You're spot on with the 7-8 times - I just checked with one of the main solar databases and I was pleasantly surprised to see that at peak generation (July) we should have rather a large excess! We'll need to use the car more :) - it was worth the extra panels though as the incremental cost for those is relatively small in the overall scheme. I've certainly been impressed with the performance of the panels so far, even on relatively dull days.

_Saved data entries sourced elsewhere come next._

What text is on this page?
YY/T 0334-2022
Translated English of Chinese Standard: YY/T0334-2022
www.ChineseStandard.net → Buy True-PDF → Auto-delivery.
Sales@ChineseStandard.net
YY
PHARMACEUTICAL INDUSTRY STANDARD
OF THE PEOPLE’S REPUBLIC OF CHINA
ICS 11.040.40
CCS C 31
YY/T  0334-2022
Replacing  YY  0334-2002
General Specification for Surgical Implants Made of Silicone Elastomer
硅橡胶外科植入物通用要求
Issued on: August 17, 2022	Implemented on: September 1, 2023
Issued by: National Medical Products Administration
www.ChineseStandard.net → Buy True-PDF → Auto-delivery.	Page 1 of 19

But if you have an E/W roof aren't you likely to have more area than solely a south facing roof (assuming same house footprint)? So does the question then become does an E/W roof beat a N/S roof? Probably still yes. I'm fitting panels on the north as we don't have much space so even at 50% capacity of the south panels (and mainly 6 months of the year) it'll still generate useful baseload and helps us save a little bit off the battery install costs
 
Yes it can. I've charged mine from flat to 100% during the 4 hour window, pulling 3.7 kW. It does take pretty much the entire 4 hours though.
Second that!

In this case its all about what the inverter can suck from the grid!

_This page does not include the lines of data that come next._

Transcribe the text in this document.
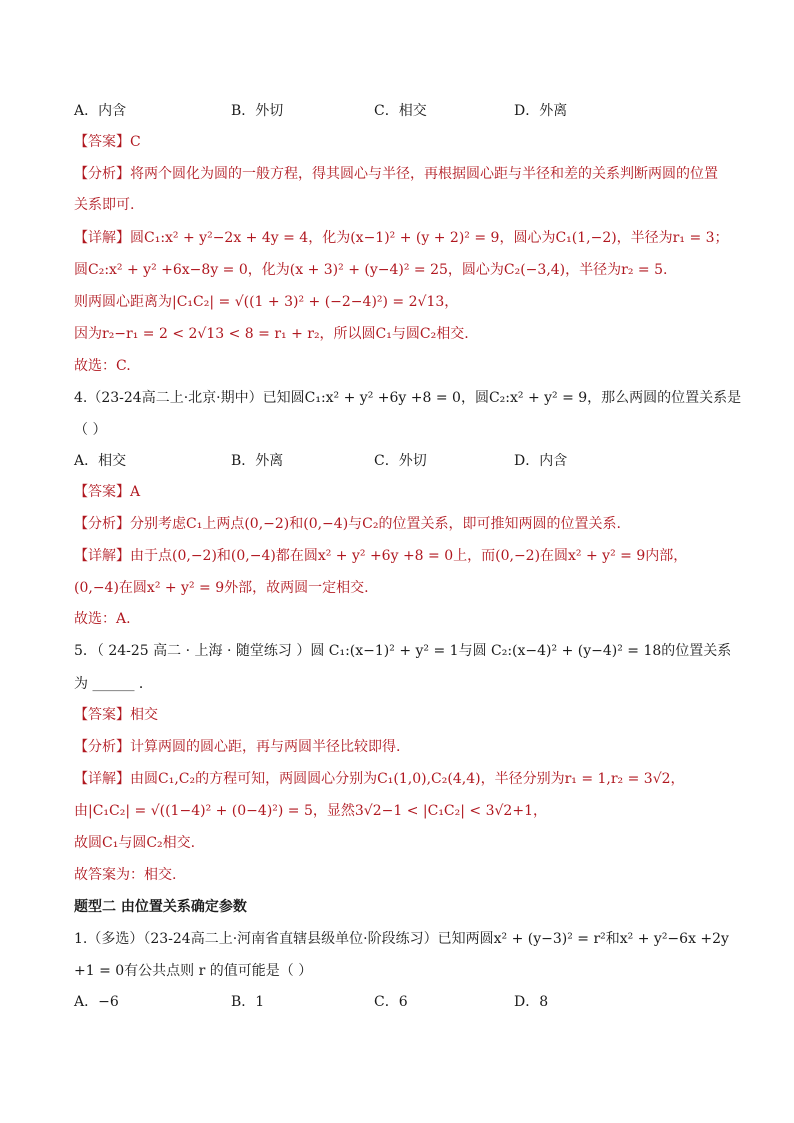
A．内含	B．外切	C．相交	D．外离
【答案】C
【分析】将两个圆化为圆的一般方程，得其圆心与半径，再根据圆心距与半径和差的关系判断两圆的位置
关系即可.
【详解】圆C₁:x² + y²−2x + 4y = 4，化为(x−1)² + (y + 2)² = 9，圆心为C₁(1,−2)，半径为r₁ = 3；
圆C₂:x² + y² +6x−8y = 0，化为(x + 3)² + (y−4)² = 25，圆心为C₂(−3,4)，半径为r₂ = 5.
则两圆心距离为|C₁C₂| = √((1 + 3)² + (−2−4)²) = 2√13，
因为r₂−r₁ = 2 < 2√13 < 8 = r₁ + r₂，所以圆C₁与圆C₂相交.
故选：C.
4.（23-24高二上·北京·期中）已知圆C₁:x² + y² +6y +8 = 0，圆C₂:x² + y² = 9，那么两圆的位置关系是
（ ）
A．相交	B．外离	C．外切	D．内含
【答案】A
【分析】分别考虑C₁上两点(0,−2)和(0,−4)与C₂的位置关系，即可推知两圆的位置关系.
【详解】由于点(0,−2)和(0,−4)都在圆x² + y² +6y +8 = 0上，而(0,−2)在圆x² + y² = 9内部，
(0,−4)在圆x² + y² = 9外部，故两圆一定相交.
故选：A.
5．（ 24-25 高二 · 上海 · 随堂练习 ）圆 C₁:(x−1)² + y² = 1与圆 C₂:(x−4)² + (y−4)² = 18的位置关系
为 ______ ．
【答案】相交
【分析】计算两圆的圆心距，再与两圆半径比较即得.
【详解】由圆C₁,C₂的方程可知，两圆圆心分别为C₁(1,0),C₂(4,4)，半径分别为r₁ = 1,r₂ = 3√2，
由|C₁C₂| = √((1−4)² + (0−4)²) = 5，显然3√2−1 < |C₁C₂| < 3√2+1，
故圆C₁与圆C₂相交.
故答案为：相交.
题型二 由位置关系确定参数
1.（多选）（23-24高二上·河南省直辖县级单位·阶段练习）已知两圆x² + (y−3)² = r²和x² + y²−6x +2y
+1 = 0有公共点则 r 的值可能是（ ）
A．−6	B．1	C．6	D．8
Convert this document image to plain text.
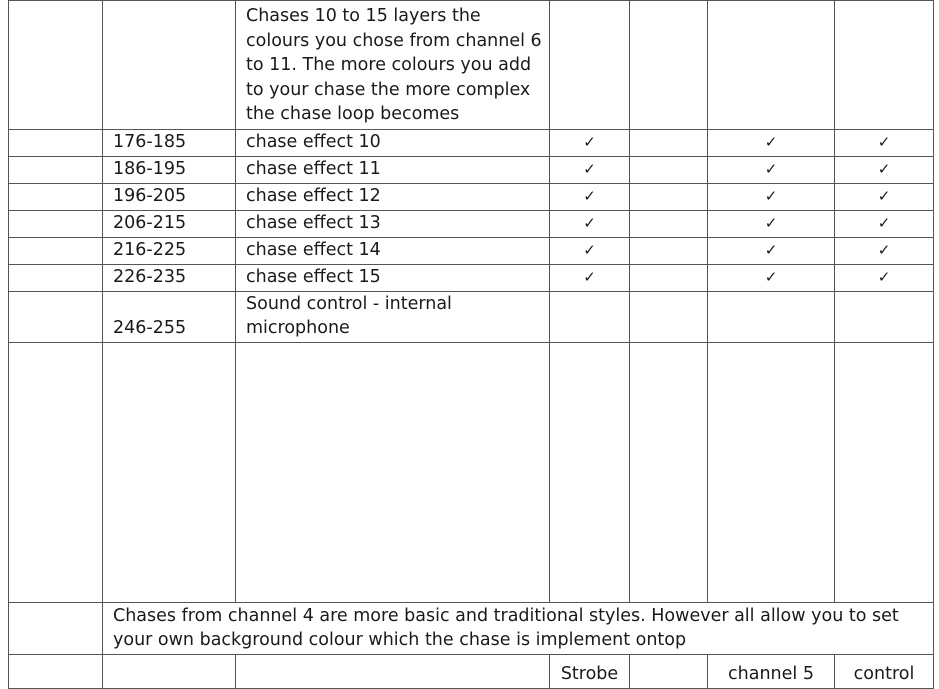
		Chases 10 to 15 layers the colours you chose from channel 6 to 11. The more colours you add to your chase the more complex the chase loop becomes				
	176-185	chase effect 10	✓		✓	✓
	186-195	chase effect 11	✓		✓	✓
	196-205	chase effect 12	✓		✓	✓
	206-215	chase effect 13	✓		✓	✓
	216-225	chase effect 14	✓		✓	✓
	226-235	chase effect 15	✓		✓	✓
	246-255	Sound control - internal microphone				

	Chases from channel 4 are more basic and traditional styles. However all allow you to set your own background colour which the chase is implement ontop					
			Strobe		channel 5	control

Got two inverters, feeding 37.5kwh of battery storage + 9kwh on the sunamp at night.
- 4 hour octopus go window, and can see the draw on the grid hitting anywhere from 15-18,000watts at the peak :D
 
I'm just about to install 4.05kw of PV ( due south roof), after running with 3 x 3000 pylontech batteries ( giving about 9kwhr with the dod set at 90%) with a Sofar inverter.
Total hardware cost, Inc a new consumer unit about £8.5k.
Additional labour + mcs etc about £1k.
I agree with your mate on sizing....it's a trade off.
We charge the batteries overnight at 10ppkwr, they take us easily through the the early evening at worst.
We use the big appliances , Inc the dryer at night.
Smoke alarms etc in situ...but will swap out for a heatpump dryer.
I'd suggest doing the solar pv first..get your certs and add the batteries after.....I couldn't, sadly.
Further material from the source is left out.